In the realm of social media this is a very interesting development – that in the course of a day or two a topic could gather so much attention that the major parties each feel the need, or pressure, to weigh in on the subject. And that the originating organization received enough criticism and critique that they so quickly issued a clarification and updated list of names. In case you don’t think the world of communications has changed you need to take a serious look at how a topic, admittedly a hot one but one of limited interest outside our circle of tech-savvy and enthusiastic participants, has played out in just 48 hours.
And I would note that the PC(USA) is not alone in this. In my observation of the PCA voting on their Book of Church Order amendments this year, and the ultimate non-concurrence by the presbyteries, social media, especially the blogosphere, played a major role.
So here I am commenting on it 72 hours after it broke. Was my first response reasonable? As I comment above, it was on only one piece of the evidence and it took me a couple more days to find time to read the white paper. But then again, maybe it was. The situation developed rapidly and having my own rapid response to the letter meant that the initial concerns I raised were among those addressed in the clarification the next day.

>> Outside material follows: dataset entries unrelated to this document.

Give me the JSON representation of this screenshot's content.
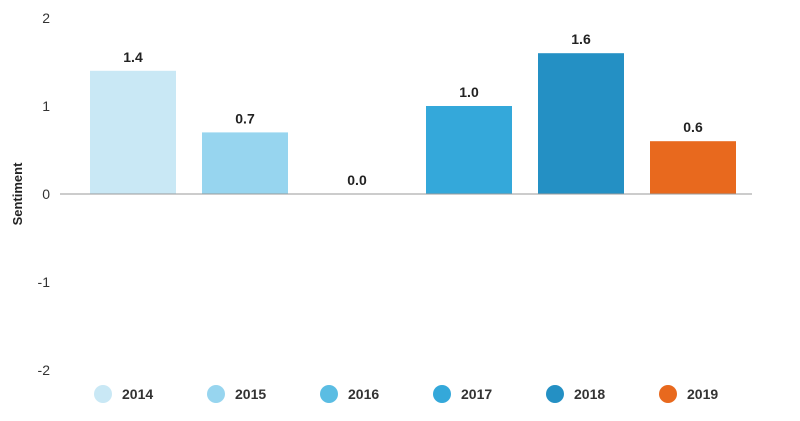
{
  "chart_data": {
    "type": "bar",
    "categories": [
      "2014",
      "2015",
      "2016",
      "2017",
      "2018",
      "2019"
    ],
    "values": [
      1.4,
      0.7,
      0.0,
      1.0,
      1.6,
      0.6
    ],
    "data_labels": [
      "1.4",
      "0.7",
      "0.0",
      "1.0",
      "1.6",
      "0.6"
    ],
    "colors": [
      "#c9e8f5",
      "#97d5ef",
      "#5bbde3",
      "#34a8da",
      "#2490c4",
      "#e8691e"
    ],
    "title": "",
    "xlabel": "",
    "ylabel": "Sentiment",
    "ylim": [
      -2,
      2
    ],
    "yticks": [
      2,
      1,
      0,
      -1,
      -2
    ],
    "ytick_labels": [
      "2",
      "1",
      "0",
      "-1",
      "-2"
    ],
    "grid": false,
    "legend": {
      "position": "bottom",
      "entries": [
        "2014",
        "2015",
        "2016",
        "2017",
        "2018",
        "2019"
      ]
    }
  }
}
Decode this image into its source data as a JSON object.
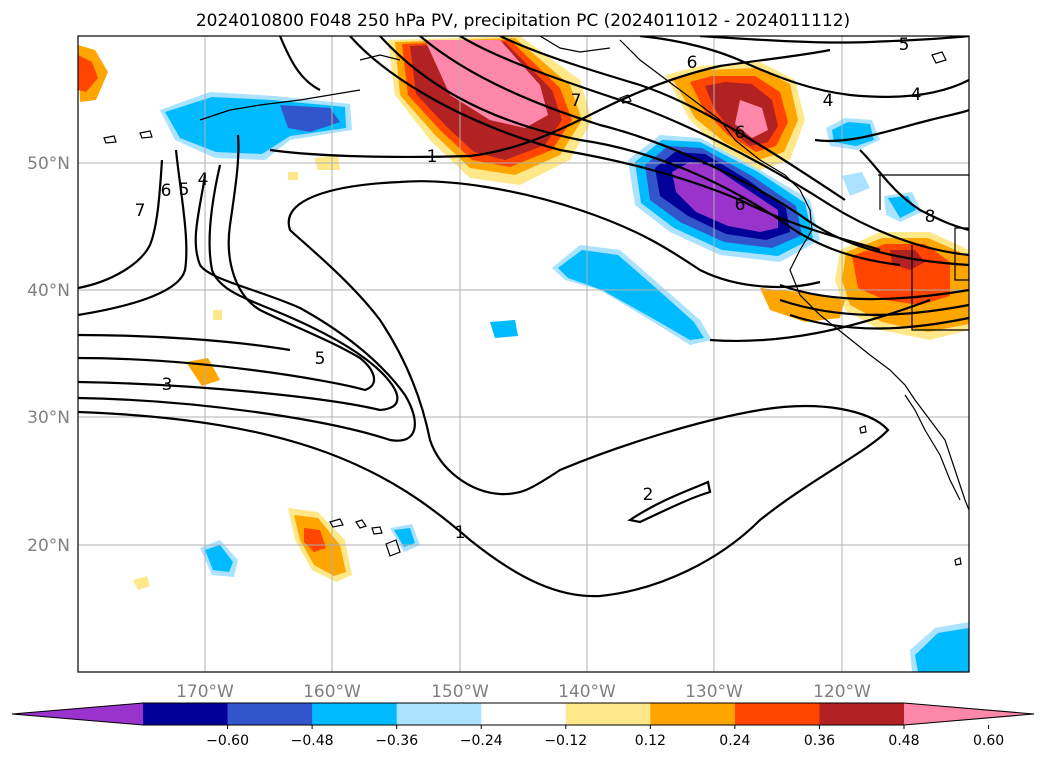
{
  "title": "2024010800 F048 250 hPa PV, precipitation PC (2024011012 - 2024011112)",
  "axes": {
    "lon_labels": [
      "170°W",
      "160°W",
      "150°W",
      "140°W",
      "130°W",
      "120°W"
    ],
    "lat_labels": [
      "50°N",
      "40°N",
      "30°N",
      "20°N"
    ]
  },
  "colorbar": {
    "extend": "both",
    "colors": [
      "#9933cc",
      "#000099",
      "#3355cc",
      "#00bbff",
      "#aae2ff",
      "#ffffff",
      "#ffe88a",
      "#ffa500",
      "#ff4500",
      "#b22222",
      "#ff88aa"
    ],
    "tick_labels": [
      "−0.60",
      "−0.48",
      "−0.36",
      "−0.24",
      "−0.12",
      "0.12",
      "0.24",
      "0.36",
      "0.48",
      "0.60"
    ]
  },
  "pv_contour_labels": [
    "1",
    "1",
    "2",
    "3",
    "4",
    "4",
    "5",
    "5",
    "5",
    "6",
    "6",
    "6",
    "7",
    "7",
    "8",
    "4",
    "6"
  ]
}
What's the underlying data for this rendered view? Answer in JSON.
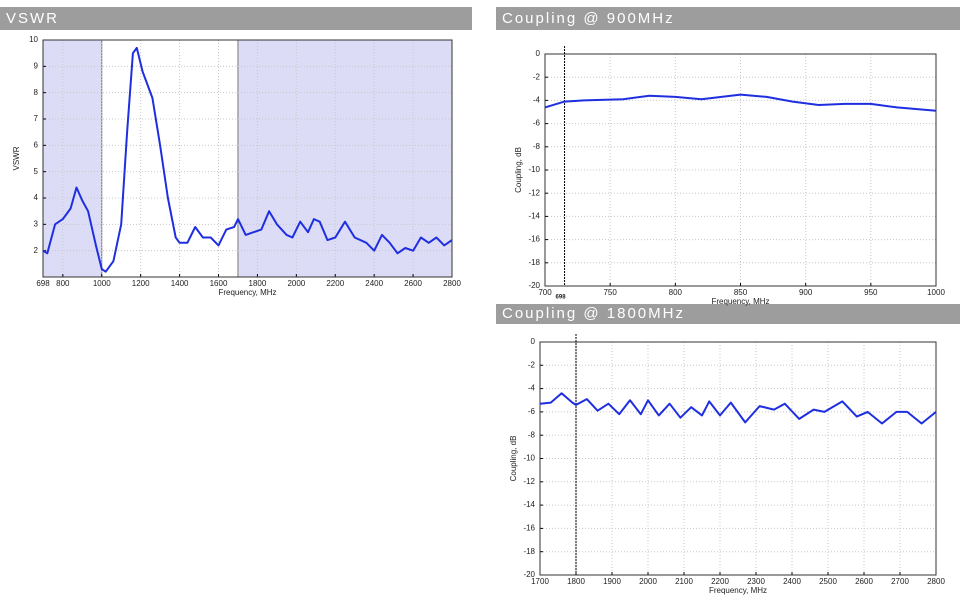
{
  "chart_data": [
    {
      "type": "line",
      "title": "VSWR",
      "x_label": "Frequency, MHz",
      "y_label": "VSWR",
      "xlim": [
        698,
        2800
      ],
      "ylim": [
        1,
        10
      ],
      "xticks": [
        698,
        800,
        1000,
        1200,
        1400,
        1600,
        1800,
        2000,
        2200,
        2400,
        2600,
        2800
      ],
      "yticks": [
        2,
        3,
        4,
        5,
        6,
        7,
        8,
        9,
        10
      ],
      "grid": true,
      "shaded_ranges": [
        [
          698,
          1000
        ],
        [
          1700,
          2800
        ]
      ],
      "shade_color": "#dcdcf7",
      "x": [
        698,
        720,
        760,
        800,
        840,
        870,
        900,
        930,
        970,
        1000,
        1020,
        1060,
        1100,
        1130,
        1160,
        1180,
        1210,
        1260,
        1300,
        1340,
        1380,
        1400,
        1440,
        1480,
        1520,
        1560,
        1600,
        1640,
        1680,
        1700,
        1740,
        1780,
        1820,
        1860,
        1900,
        1950,
        1980,
        2020,
        2060,
        2090,
        2120,
        2160,
        2200,
        2250,
        2300,
        2360,
        2400,
        2440,
        2480,
        2520,
        2560,
        2600,
        2640,
        2680,
        2720,
        2760,
        2800
      ],
      "series": [
        {
          "color": "#1f2fe0",
          "values": [
            2.0,
            1.9,
            3.0,
            3.2,
            3.6,
            4.4,
            3.9,
            3.5,
            2.2,
            1.3,
            1.2,
            1.6,
            3.0,
            6.5,
            9.5,
            9.7,
            8.8,
            7.8,
            6.0,
            4.0,
            2.5,
            2.3,
            2.3,
            2.9,
            2.5,
            2.5,
            2.2,
            2.8,
            2.9,
            3.2,
            2.6,
            2.7,
            2.8,
            3.5,
            3.0,
            2.6,
            2.5,
            3.1,
            2.7,
            3.2,
            3.1,
            2.4,
            2.5,
            3.1,
            2.5,
            2.3,
            2.0,
            2.6,
            2.3,
            1.9,
            2.1,
            2.0,
            2.5,
            2.3,
            2.5,
            2.2,
            2.4
          ]
        }
      ]
    },
    {
      "type": "line",
      "title": "Coupling @ 900MHz",
      "x_label": "Frequency, MHz",
      "y_label": "Coupling, dB",
      "xlim": [
        700,
        1000
      ],
      "ylim": [
        -20,
        0
      ],
      "xticks": [
        700,
        750,
        800,
        850,
        900,
        950,
        1000
      ],
      "yticks": [
        -20,
        -18,
        -16,
        -14,
        -12,
        -10,
        -8,
        -6,
        -4,
        -2,
        0
      ],
      "grid": true,
      "marker_x": 715,
      "marker_label": "698",
      "x": [
        700,
        715,
        730,
        760,
        780,
        800,
        820,
        850,
        870,
        890,
        910,
        930,
        950,
        970,
        1000
      ],
      "series": [
        {
          "color": "#1f2fe0",
          "values": [
            -4.6,
            -4.1,
            -4.0,
            -3.9,
            -3.6,
            -3.7,
            -3.9,
            -3.5,
            -3.7,
            -4.1,
            -4.4,
            -4.3,
            -4.3,
            -4.6,
            -4.9
          ]
        }
      ]
    },
    {
      "type": "line",
      "title": "Coupling @ 1800MHz",
      "x_label": "Frequency, MHz",
      "y_label": "Coupling, dB",
      "xlim": [
        1700,
        2800
      ],
      "ylim": [
        -20,
        0
      ],
      "xticks": [
        1700,
        1800,
        1900,
        2000,
        2100,
        2200,
        2300,
        2400,
        2500,
        2600,
        2700,
        2800
      ],
      "yticks": [
        -20,
        -18,
        -16,
        -14,
        -12,
        -10,
        -8,
        -6,
        -4,
        -2,
        0
      ],
      "grid": true,
      "marker_x": 1800,
      "x": [
        1700,
        1730,
        1760,
        1790,
        1800,
        1830,
        1860,
        1890,
        1920,
        1950,
        1980,
        2000,
        2030,
        2060,
        2090,
        2120,
        2150,
        2170,
        2200,
        2230,
        2270,
        2310,
        2350,
        2380,
        2420,
        2460,
        2490,
        2540,
        2580,
        2610,
        2650,
        2690,
        2720,
        2760,
        2800
      ],
      "series": [
        {
          "color": "#1f2fe0",
          "values": [
            -5.3,
            -5.2,
            -4.4,
            -5.2,
            -5.4,
            -4.9,
            -5.9,
            -5.3,
            -6.2,
            -5.0,
            -6.2,
            -5.0,
            -6.3,
            -5.3,
            -6.5,
            -5.6,
            -6.3,
            -5.1,
            -6.3,
            -5.2,
            -6.9,
            -5.5,
            -5.8,
            -5.3,
            -6.6,
            -5.8,
            -6.0,
            -5.1,
            -6.4,
            -6.0,
            -7.0,
            -6.0,
            -6.0,
            -7.0,
            -6.0
          ]
        }
      ]
    }
  ]
}
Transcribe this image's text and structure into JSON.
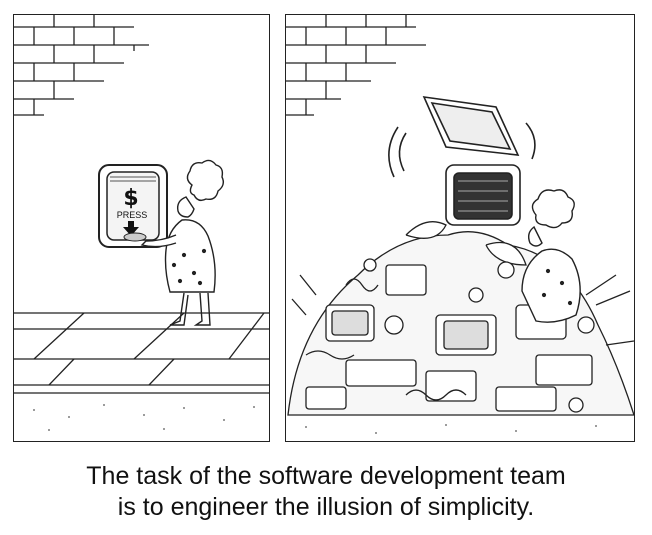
{
  "panels": {
    "left": {
      "button_symbol": "$",
      "button_label": "PRESS"
    }
  },
  "caption": {
    "line1": "The task of the software development team",
    "line2": "is to engineer the illusion of simplicity."
  }
}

Now the big question – is all of this a good thing? I will leave the ultimate answer up to each of you. I have, in a bit of a play within a play, personally demonstrated what I see as both the negatives and the positives — my initial response was not as well developed as it could have been but in the reality of the new social media world it helped (I would hope) to propel the conversation forward. Don’t we live in interesting times…
So where from here? It will be very interesting to see what further role social media plays in this going forward. Will this discussion become a topic for more narrowly focused groups who continue their work off-line, or will the new realities force or require this topic to remain viable in the extended social media community of the PC(USA). It will be interesting to see, and I would expect that if this Fellowship initiative is to really propel discussion of the future of the PC(USA) they will need to embrace the reality of the connected church. I think we need a hashtag.